Designed to evade Anti-virus detection.
Slide 5
Consists of a BIOS rootkit, an MBR (master boot record), a
kernel mode rootkit, portable executable file infector and trojan
downloader Adds malicious instructions that are executed early in a
computer's boot-up sequence thus reflashing the BIOS of computer it
attacks. To gain access to the BIOS, the infection first needs to
get loaded in kernel mode so that it can handle with physical
memory.
Slide 6
The malware can extract and load the flash.dll library which
will load the bios.sys driver. It can also load by stopping the
beep.sys service key. then overwrite the beep.sys driver with its
own bios.sys code. restart the service key and restore the original
beep.sys code.
Slide 7
Job of MBR ends here after loading the infection. When Windows
startup, It will load the patched executable. Then, the payload
self-decrypts its malicious code and loads in memory the my.sys
driver. Then it searches web pages to download additional
infection.
Slide 8
Slide 9
Google and Yahoo webpages are redirected. Desktop background
image and Browser homepage settings are changed. Slows down the
computer and internet. Corrupts the windows registry and can cause
unwanted pop up ads. It can infect and can cause a computer crash.

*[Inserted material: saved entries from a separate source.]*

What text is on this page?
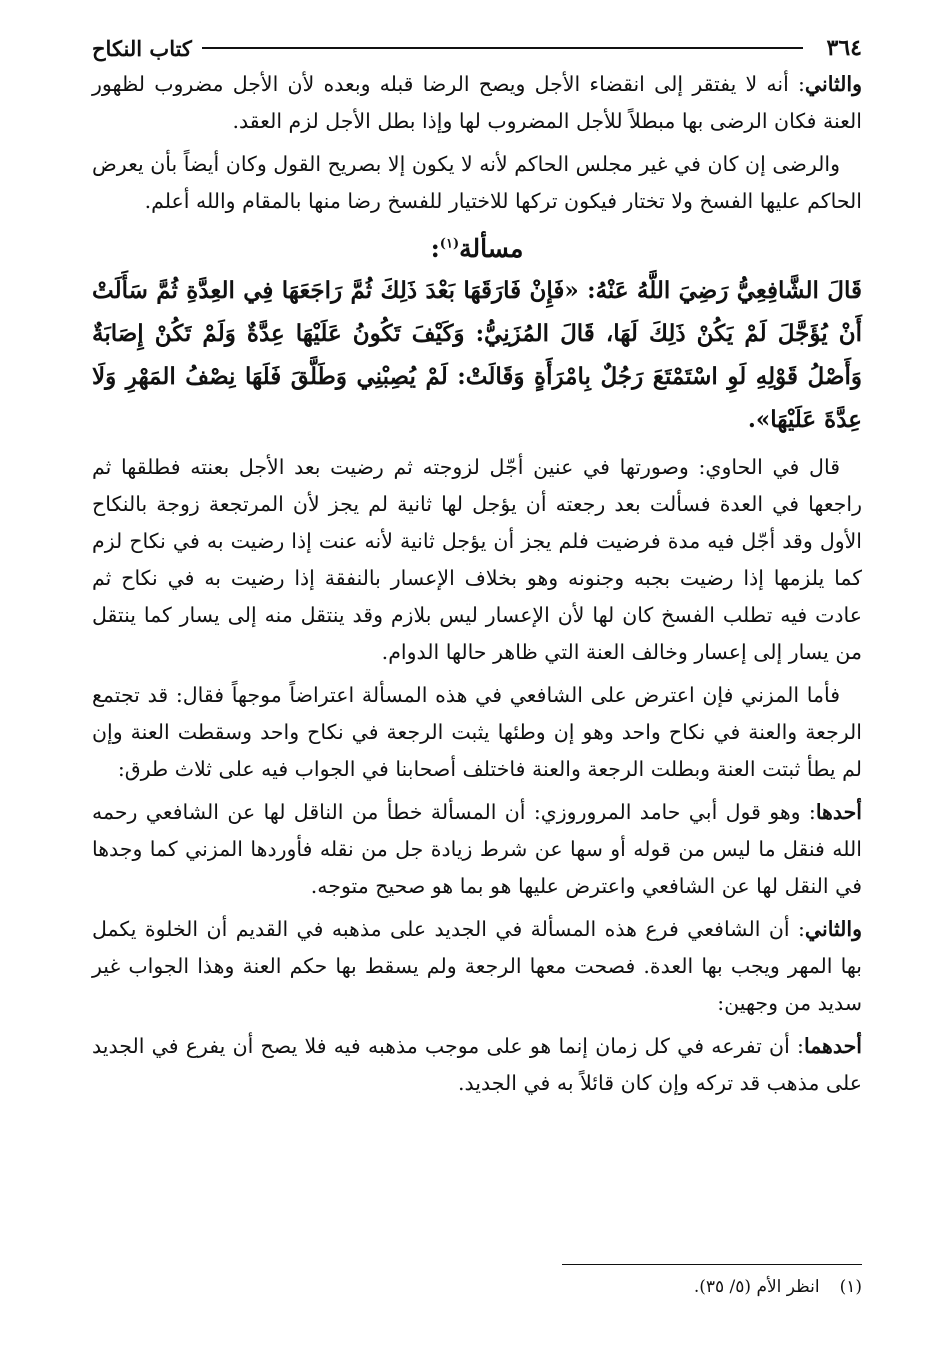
٣٦٤
كتاب النكاح

والثاني: أنه لا يفتقر إلى انقضاء الأجل ويصح الرضا قبله وبعده لأن الأجل مضروب لظهور العنة فكان الرضى بها مبطلاً للأجل المضروب لها وإذا بطل الأجل لزم العقد.

والرضى إن كان في غير مجلس الحاكم لأنه لا يكون إلا بصريح القول وكان أيضاً بأن يعرض الحاكم عليها الفسخ ولا تختار فيكون تركها للاختيار للفسخ رضا منها بالمقام والله أعلم.

مسألة$^{(١)}$:

قَالَ الشَّافِعِيُّ رَضِيَ اللَّهُ عَنْهُ: «فَإِنْ فَارَقَهَا بَعْدَ ذَلِكَ ثُمَّ رَاجَعَهَا فِي العِدَّةِ ثُمَّ سَأَلَتْ أَنْ يُؤَجَّلَ لَمْ يَكُنْ ذَلِكَ لَهَا، قَالَ المُزَنِيُّ: وَكَيْفَ تَكُونُ عَلَيْهَا عِدَّةٌ وَلَمْ تَكُنْ إِصَابَةٌ وَأَصْلُ قَوْلِهِ لَوِ اسْتَمْتَعَ رَجُلٌ بِامْرَأَةٍ وَقَالَتْ: لَمْ يُصِبْنِي وَطَلَّقَ فَلَهَا نِصْفُ المَهْرِ وَلَا عِدَّةَ عَلَيْهَا».

قال في الحاوي: وصورتها في عنين أجّل لزوجته ثم رضيت بعد الأجل بعنته فطلقها ثم راجعها في العدة فسألت بعد رجعته أن يؤجل لها ثانية لم يجز لأن المرتجعة زوجة بالنكاح الأول وقد أجّل فيه مدة فرضيت فلم يجز أن يؤجل ثانية لأنه عنت إذا رضيت به في نكاح لزم كما يلزمها إذا رضيت بجبه وجنونه وهو بخلاف الإعسار بالنفقة إذا رضيت به في نكاح ثم عادت فيه تطلب الفسخ كان لها لأن الإعسار ليس بلازم وقد ينتقل منه إلى يسار كما ينتقل من يسار إلى إعسار وخالف العنة التي ظاهر حالها الدوام.

فأما المزني فإن اعترض على الشافعي في هذه المسألة اعتراضاً موجهاً فقال: قد تجتمع الرجعة والعنة في نكاح واحد وهو إن وطئها يثبت الرجعة في نكاح واحد وسقطت العنة وإن لم يطأ ثبتت العنة وبطلت الرجعة والعنة فاختلف أصحابنا في الجواب فيه على ثلاث طرق:

أحدها: وهو قول أبي حامد المروروزي: أن المسألة خطأ من الناقل لها عن الشافعي رحمه الله فنقل ما ليس من قوله أو سها عن شرط زيادة جل من نقله فأوردها المزني كما وجدها في النقل لها عن الشافعي واعترض عليها هو بما هو صحيح متوجه.

والثاني: أن الشافعي فرع هذه المسألة في الجديد على مذهبه في القديم أن الخلوة يكمل بها المهر ويجب بها العدة. فصحت معها الرجعة ولم يسقط بها حكم العنة وهذا الجواب غير سديد من وجهين:

أحدهما: أن تفرعه في كل زمان إنما هو على موجب مذهبه فيه فلا يصح أن يفرع في الجديد على مذهب قد تركه وإن كان قائلاً به في الجديد.

(١)
انظر الأم (٥/ ٣٥).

It may contain keyloggers which is a software used to steal
sensitive data like passwords, bank account and credit card
information.
Slide 10
The first step in prevention a Mebromi rootkit will be to run
the system in less privileged user mode. Run the command sc lock at
Command Prompt. use HIPS (Host based Intrusion Prevention System)
tool like AntiHook. Firewall all networks. Monitor all log
files.
Slide 11
Detection is difficult as it is designed to hide its existence.

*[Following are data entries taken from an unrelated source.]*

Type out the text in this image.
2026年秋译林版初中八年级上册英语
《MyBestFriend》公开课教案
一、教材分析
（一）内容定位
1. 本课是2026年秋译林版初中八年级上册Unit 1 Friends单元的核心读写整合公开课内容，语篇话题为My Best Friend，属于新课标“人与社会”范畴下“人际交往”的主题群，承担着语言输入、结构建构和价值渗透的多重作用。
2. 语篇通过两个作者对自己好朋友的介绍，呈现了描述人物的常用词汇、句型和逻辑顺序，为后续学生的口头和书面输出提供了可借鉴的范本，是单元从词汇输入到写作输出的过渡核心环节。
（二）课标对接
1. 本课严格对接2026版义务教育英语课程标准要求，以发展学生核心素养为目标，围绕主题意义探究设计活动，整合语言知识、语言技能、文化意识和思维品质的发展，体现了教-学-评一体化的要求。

Applications that can be used to detect the rootkits are : Tripwire
and AIDE Chk rootkit LSMO KSTAT
Slide 12
Even if an anti-virus product can detect and clean the MBR
infection, it will be restored at the next system start-up when the
malicious BIOS payload would overwrite the MBR code again.

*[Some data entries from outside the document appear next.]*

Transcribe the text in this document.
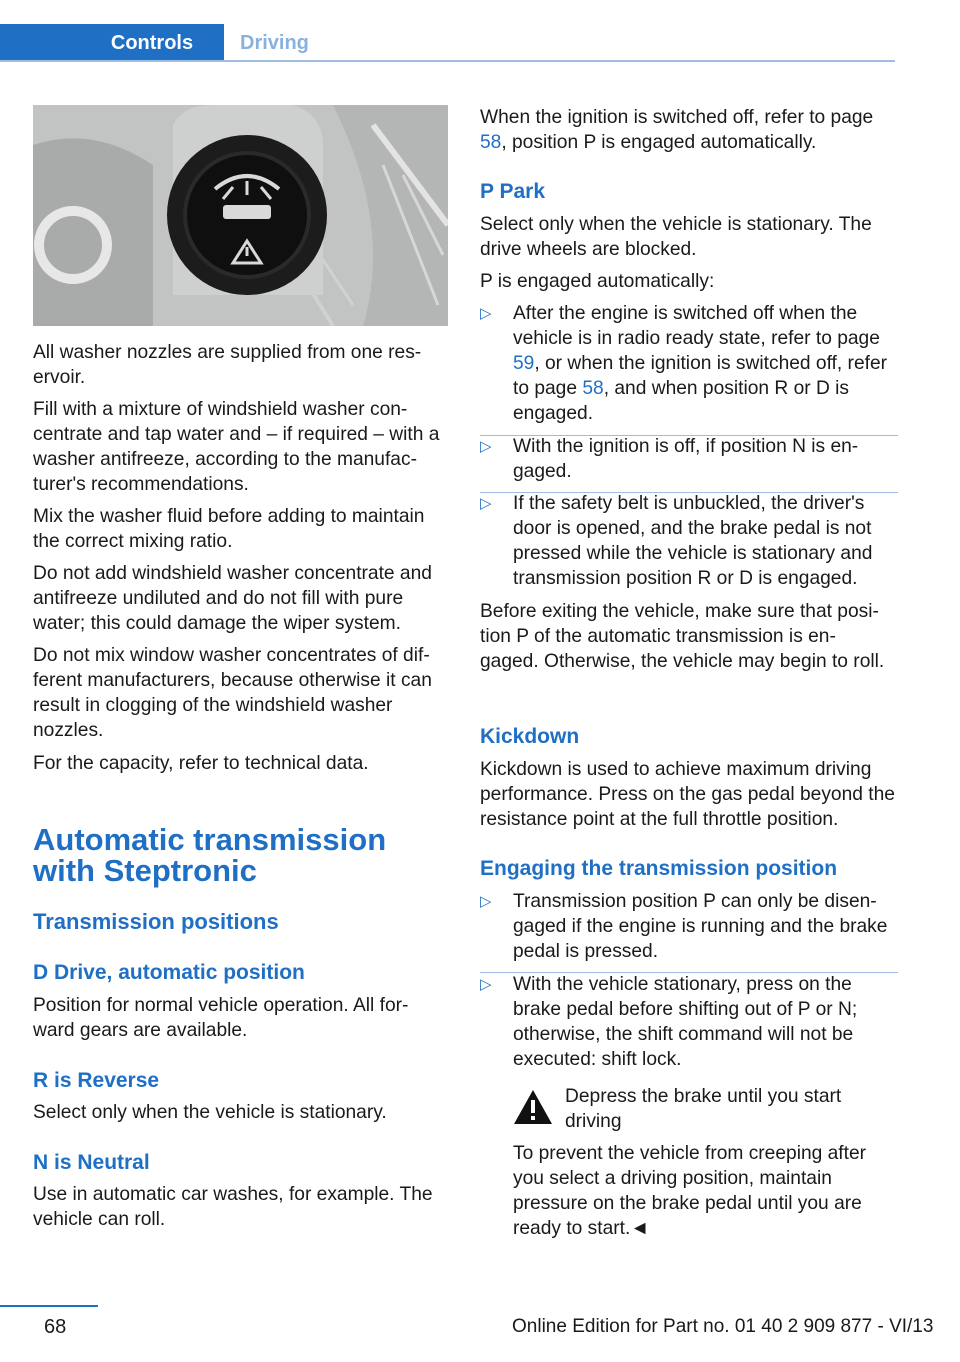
Controls	Driving

All washer nozzles are supplied from one res‐ ervoir.

Fill with a mixture of windshield washer con‐ centrate and tap water and – if required – with a washer antifreeze, according to the manufac‐ turer's recommendations.

Mix the washer fluid before adding to maintain the correct mixing ratio.

Do not add windshield washer concentrate and antifreeze undiluted and do not fill with pure water; this could damage the wiper system.

Do not mix window washer concentrates of dif‐ ferent manufacturers, because otherwise it can result in clogging of the windshield washer nozzles.

For the capacity, refer to technical data.

Automatic transmission with Steptronic
Transmission positions
D Drive, automatic position

Position for normal vehicle operation. All for‐ ward gears are available.

R is Reverse

Select only when the vehicle is stationary.

N is Neutral

Use in automatic car washes, for example. The vehicle can roll.

When the ignition is switched off, refer to page 58, position P is engaged automatically.

P Park

Select only when the vehicle is stationary. The drive wheels are blocked.

P is engaged automatically:

▷ After the engine is switched off when the vehicle is in radio ready state, refer to page 59, or when the ignition is switched off, refer to page 58, and when position R or D is engaged.
▷ With the ignition is off, if position N is en‐ gaged.
▷ If the safety belt is unbuckled, the driver's door is opened, and the brake pedal is not pressed while the vehicle is stationary and transmission position R or D is engaged.

Before exiting the vehicle, make sure that posi‐ tion P of the automatic transmission is en‐ gaged. Otherwise, the vehicle may begin to roll.

Kickdown

Kickdown is used to achieve maximum driving performance. Press on the gas pedal beyond the resistance point at the full throttle position.

Engaging the transmission position
▷ Transmission position P can only be disen‐ gaged if the engine is running and the brake pedal is pressed.
▷ With the vehicle stationary, press on the brake pedal before shifting out of P or N; otherwise, the shift command will not be executed: shift lock.

Depress the brake until you start driving

To prevent the vehicle from creeping after you select a driving position, maintain pressure on the brake pedal until you are ready to start.◄

68	Online Edition for Part no. 01 40 2 909 877 - VI/13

Developing an anti-virus utility able to clean the BIOS code is a
challenge because it needs to be totally error-proof to avoid
rendering the system unbootable at all. Thus Rebuilding the system
would be the best bet to remove the infection.
Slide 13
Mebromi is not designed to infect 64-bit operating system. It
cannot infect a system if it runs with less privileges. it should
be able to infect all the different releases and updates of Award,
Phoenix, AMI BIOSs which involves a high level of complexity.